Siemens raised its earnings forecasts on Tuesday after its industrial business profit jumped in its fiscal first quarter, lifted by its factory automation unit.
Asked about the risks and opportunities arising from Trump's election, Kaeser sounded clearly more concerned than three months ago when he had urged people to "give Trump a chance".
"The new American president has a style that's different from what we're accustomed to," he told a news conference ahead of the AGM. "It worries us, what we see."
Kaeser has made multi-billion-dollar bets on oil and gas, wind power and industrial software while shedding the last of Siemens' consumer businesses since taking over as CEO of Europe's top engineering group in 2013.
Many of these, especially oil and gas, depend on the United States, Siemens' biggest single market where it makes 21 percent of its revenue and employs 50,000 people.
The former finance chief now plans to list Siemens' healthcare operations.
The chief executive has cemented the power he won in a boardroom coup, seeing off veteran managers such as Siegfried Russwurm -- who gave a hard stare from the stage as Kaeser wished "Siggi" all the best for the future.
In the latest change, Chairman Gerhard Cromme announced he planned to hand over next year to 51-year-old former SAP co-CEO Jim Hagemann Snabe after a decade in office, marking a move to a more software-oriented era.

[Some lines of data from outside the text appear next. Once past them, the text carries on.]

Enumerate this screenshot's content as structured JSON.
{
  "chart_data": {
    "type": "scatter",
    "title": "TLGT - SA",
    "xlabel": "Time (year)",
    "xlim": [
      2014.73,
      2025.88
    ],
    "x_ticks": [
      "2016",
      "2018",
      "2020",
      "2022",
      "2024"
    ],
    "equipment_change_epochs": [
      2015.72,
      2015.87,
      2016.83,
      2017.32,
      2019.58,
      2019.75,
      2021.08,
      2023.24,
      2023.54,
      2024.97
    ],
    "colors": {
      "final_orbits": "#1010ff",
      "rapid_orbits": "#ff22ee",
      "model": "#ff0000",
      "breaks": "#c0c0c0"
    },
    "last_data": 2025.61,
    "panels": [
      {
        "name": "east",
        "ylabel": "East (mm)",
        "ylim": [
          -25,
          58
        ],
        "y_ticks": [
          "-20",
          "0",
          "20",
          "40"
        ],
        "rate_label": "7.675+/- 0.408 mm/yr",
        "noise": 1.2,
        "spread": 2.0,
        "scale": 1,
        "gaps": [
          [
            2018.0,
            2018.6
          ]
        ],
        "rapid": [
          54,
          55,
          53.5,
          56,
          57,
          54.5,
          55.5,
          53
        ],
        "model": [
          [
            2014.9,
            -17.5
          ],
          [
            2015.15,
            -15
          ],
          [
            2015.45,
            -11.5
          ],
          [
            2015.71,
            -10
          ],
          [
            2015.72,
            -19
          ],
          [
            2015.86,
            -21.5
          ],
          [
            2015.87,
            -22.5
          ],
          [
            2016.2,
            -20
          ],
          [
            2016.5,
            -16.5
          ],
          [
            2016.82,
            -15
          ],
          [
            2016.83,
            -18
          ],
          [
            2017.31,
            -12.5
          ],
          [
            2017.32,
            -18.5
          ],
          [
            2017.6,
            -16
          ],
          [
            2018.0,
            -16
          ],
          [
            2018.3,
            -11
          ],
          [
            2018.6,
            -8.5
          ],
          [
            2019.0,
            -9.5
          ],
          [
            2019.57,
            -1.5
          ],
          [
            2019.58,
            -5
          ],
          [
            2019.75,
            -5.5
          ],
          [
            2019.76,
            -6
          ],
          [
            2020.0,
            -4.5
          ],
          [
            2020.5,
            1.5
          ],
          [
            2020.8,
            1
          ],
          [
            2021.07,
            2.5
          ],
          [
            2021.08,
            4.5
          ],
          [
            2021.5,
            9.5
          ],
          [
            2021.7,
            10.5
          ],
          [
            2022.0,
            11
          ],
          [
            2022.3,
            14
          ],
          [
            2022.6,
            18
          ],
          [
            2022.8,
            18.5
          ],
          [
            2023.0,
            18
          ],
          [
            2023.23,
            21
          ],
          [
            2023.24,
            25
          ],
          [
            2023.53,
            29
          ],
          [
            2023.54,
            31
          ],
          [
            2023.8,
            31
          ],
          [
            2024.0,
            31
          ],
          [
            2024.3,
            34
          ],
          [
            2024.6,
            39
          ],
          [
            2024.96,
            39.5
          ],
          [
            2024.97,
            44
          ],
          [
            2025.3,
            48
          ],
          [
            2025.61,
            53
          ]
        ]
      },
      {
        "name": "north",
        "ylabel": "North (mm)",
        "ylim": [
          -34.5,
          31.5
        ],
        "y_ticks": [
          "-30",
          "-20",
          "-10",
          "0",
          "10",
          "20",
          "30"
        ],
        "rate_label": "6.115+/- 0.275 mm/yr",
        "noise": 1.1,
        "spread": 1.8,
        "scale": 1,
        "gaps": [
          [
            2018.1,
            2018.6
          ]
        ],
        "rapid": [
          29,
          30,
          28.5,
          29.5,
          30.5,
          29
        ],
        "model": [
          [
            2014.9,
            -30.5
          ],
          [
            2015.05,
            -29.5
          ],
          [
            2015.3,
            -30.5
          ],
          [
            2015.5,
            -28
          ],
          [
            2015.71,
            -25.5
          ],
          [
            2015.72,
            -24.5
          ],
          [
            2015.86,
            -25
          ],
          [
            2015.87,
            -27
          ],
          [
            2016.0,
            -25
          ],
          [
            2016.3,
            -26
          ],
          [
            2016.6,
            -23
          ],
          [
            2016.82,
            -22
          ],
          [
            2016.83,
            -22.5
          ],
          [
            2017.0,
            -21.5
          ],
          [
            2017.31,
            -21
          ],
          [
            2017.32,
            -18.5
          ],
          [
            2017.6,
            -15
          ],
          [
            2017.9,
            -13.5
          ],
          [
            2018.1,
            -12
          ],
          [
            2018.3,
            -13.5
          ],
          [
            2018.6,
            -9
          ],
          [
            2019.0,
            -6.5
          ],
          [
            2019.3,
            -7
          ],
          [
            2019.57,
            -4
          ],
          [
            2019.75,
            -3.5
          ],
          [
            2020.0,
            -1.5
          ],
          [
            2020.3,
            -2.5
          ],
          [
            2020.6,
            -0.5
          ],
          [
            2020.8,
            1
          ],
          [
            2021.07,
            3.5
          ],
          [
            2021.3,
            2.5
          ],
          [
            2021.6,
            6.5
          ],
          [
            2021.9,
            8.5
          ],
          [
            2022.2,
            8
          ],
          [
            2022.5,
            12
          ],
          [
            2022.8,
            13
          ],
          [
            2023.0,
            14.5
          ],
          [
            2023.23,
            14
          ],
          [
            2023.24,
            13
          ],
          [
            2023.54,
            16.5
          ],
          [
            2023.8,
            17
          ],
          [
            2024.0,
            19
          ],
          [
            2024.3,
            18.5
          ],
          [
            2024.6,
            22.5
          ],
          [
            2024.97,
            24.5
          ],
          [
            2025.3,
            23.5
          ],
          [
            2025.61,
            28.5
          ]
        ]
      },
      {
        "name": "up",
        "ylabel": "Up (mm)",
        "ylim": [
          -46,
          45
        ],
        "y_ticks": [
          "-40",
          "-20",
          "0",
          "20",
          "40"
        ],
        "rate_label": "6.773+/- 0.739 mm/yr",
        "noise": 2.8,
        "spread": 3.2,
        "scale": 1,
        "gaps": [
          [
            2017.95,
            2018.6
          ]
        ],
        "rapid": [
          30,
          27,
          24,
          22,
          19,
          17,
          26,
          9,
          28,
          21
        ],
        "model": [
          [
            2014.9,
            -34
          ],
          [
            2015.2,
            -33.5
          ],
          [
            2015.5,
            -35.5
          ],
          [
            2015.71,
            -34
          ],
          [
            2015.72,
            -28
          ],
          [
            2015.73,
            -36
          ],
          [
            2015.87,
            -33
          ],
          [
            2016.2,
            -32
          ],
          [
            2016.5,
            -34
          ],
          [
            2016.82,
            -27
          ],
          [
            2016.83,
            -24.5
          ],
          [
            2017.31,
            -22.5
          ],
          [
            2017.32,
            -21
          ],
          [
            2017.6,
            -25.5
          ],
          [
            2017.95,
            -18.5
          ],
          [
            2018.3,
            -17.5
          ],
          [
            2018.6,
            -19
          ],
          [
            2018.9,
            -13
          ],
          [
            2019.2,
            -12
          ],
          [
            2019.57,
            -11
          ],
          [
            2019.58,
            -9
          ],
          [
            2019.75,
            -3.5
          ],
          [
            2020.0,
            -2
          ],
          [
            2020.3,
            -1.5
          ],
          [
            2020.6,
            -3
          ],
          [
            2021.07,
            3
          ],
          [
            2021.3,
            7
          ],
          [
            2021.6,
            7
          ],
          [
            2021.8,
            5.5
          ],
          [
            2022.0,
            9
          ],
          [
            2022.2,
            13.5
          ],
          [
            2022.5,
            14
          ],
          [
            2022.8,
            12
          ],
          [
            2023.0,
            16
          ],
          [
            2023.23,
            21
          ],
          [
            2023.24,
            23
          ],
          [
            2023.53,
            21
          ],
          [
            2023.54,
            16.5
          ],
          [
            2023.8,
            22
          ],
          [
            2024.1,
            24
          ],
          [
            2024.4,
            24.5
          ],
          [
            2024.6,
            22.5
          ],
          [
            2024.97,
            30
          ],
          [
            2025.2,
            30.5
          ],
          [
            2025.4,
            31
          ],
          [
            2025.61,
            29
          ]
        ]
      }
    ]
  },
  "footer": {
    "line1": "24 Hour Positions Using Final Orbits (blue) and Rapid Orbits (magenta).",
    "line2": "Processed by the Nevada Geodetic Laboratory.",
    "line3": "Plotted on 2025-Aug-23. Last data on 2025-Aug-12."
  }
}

Kaeser has also banished, at least for now, the huge one-off charges for poor project risk management that plagued Siemens in the past - helping it reach a record operating profit of 8.74 billion euros ($9.43 billion) in its last fiscal year.
"We want the last, strong financial year not to remain an exception but to represent the new normal at Siemens. The old Siemens disease must never break out again," fund manager Ingo Speich of Union Investment, the 12th-largest shareholder in Siemens, told the AGM in Munich.
Speich praised the share-price performance of Siemens, which has risen by a third over the past year, outperforming the German blue-chip DAX as well as rival General Electric - whose shares rose just 5 percent in the same period - although lagging Rockwell Automation's 60 percent leap.
Siemens shares jumped a further 4.9 percent to a 17-year high of 122 euros on Wednesday after the trains-to-turbines group raised its profit forecast.
Siemens' raised profit outlook is still seen by some analysts as conservative, but executives warned that political uncertainty was working against many of its businesses, especially those requiring large, long-term investments.
"Price pressure is intense," Chief Financial Officer Ralf Thomas told journalists of the Power and Gas business, whose orders dropped 40 percent last quarter. "We have to fight for every order."